But the controversial author takes a position on the tsarist-era pogroms at odds with most historians. Solzhenitsyn, 83, blames the pogroms on a grass-roots movement, exculpating the Russian state from any responsibility in the anti- Jewish attacks.
He also blames the “liberal intelligentsia” — often a code word for Jews — for exaggerating the extent of the pogroms.
That does not go over well in a community that suffered the pogroms’ fury.
“Solzhenitsyn’s book is anti-Semitic and mendacious.

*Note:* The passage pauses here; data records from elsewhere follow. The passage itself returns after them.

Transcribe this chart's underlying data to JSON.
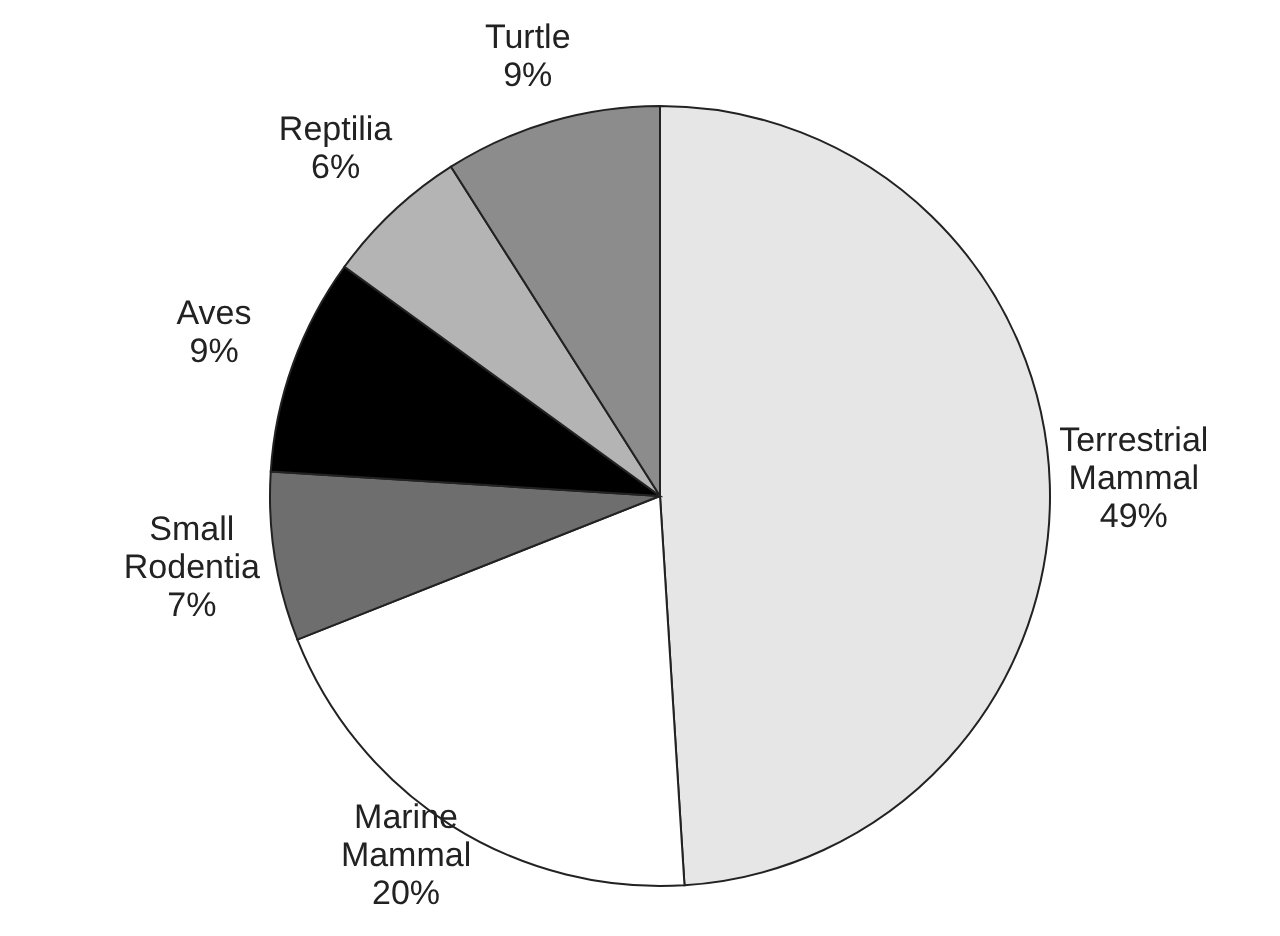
{
  "chart_data": {
    "type": "pie",
    "categories": [
      "Terrestrial Mammal",
      "Marine Mammal",
      "Small Rodentia",
      "Aves",
      "Reptilia",
      "Turtle"
    ],
    "values": [
      49,
      20,
      7,
      9,
      6,
      9
    ],
    "value_labels": [
      "49%",
      "20%",
      "7%",
      "9%",
      "6%",
      "9%"
    ],
    "colors": [
      "#e6e6e6",
      "#ffffff",
      "#6e6e6e",
      "#000000",
      "#b4b4b4",
      "#8c8c8c"
    ]
  }
}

It is deliberately distorting the history of Russian Jews,” Victor Dashevsky, a Jewish historian who heads the Moscow Anti-Fascist Center, told JTA.
Solzhenitsyn’s book covers Russian-Jewish relations from the late 18th century — when the partition of Poland placed large numbers of Jews in the Russian Empire — until the Russian Revolution of 1917.
He intends to continue his exploration in a second volume.
This is not the first time Solzhenitsyn has made headlines.
Solzhenitsyn first burst onto the world literary scene in the 1960s as a Soviet dissident whose novels — including “One Day in the Life of Ivan Denisovich” and “The Gulag Archipelago” — exposed the repression of Soviet communism.
His initial reputation as a beacon of freedom and enlightenment makes the current controversy especially poignant. Yet Solzhenitsyn ceased to be the darling of the West some time ago, when he made known his questionable attitudes toward democracy and Jews.
In December 1999, before Russia’s last parliamentary elections, he was quoted on Russian television as being fearful of a Jewish conspiracy against Russia.
But for some, Solzhenitsyn always will be remembered for his dissident activity.
“Solzhenitsyn is not an anti-Semite. He remains a banner of my generation, for Jews and non-Jews,” said Mark Kajdan, 54, a Jewish researcher with the Russian Academy of Sciences, who was close to the dissident movement in the 1970s.
Indeed, some extremists even criticized the book for being too soft on the Jews.
“Solzhenitsyn is a traitor, who sold himself to world Jewry,” one extreme nationalist newspaper wrote.
Some wonder if Solzhenitsyn — who returned to Russia a few years ago from exile in Vermont — is still relevant in post-Communist Russia.
“Solzhenitsyn is not a historian at all. He is an obsolete creator of myths,” said Lev Krizhak, a Jewish student of history at a Moscow university. “He is not interesting anymore, he is himself a myth.”
Russian President Vladimir Putin apparently disagrees.
Putin recently paid a highly publicized visit to Solzhenitsyn at his villa, though details of their talk were not disclosed.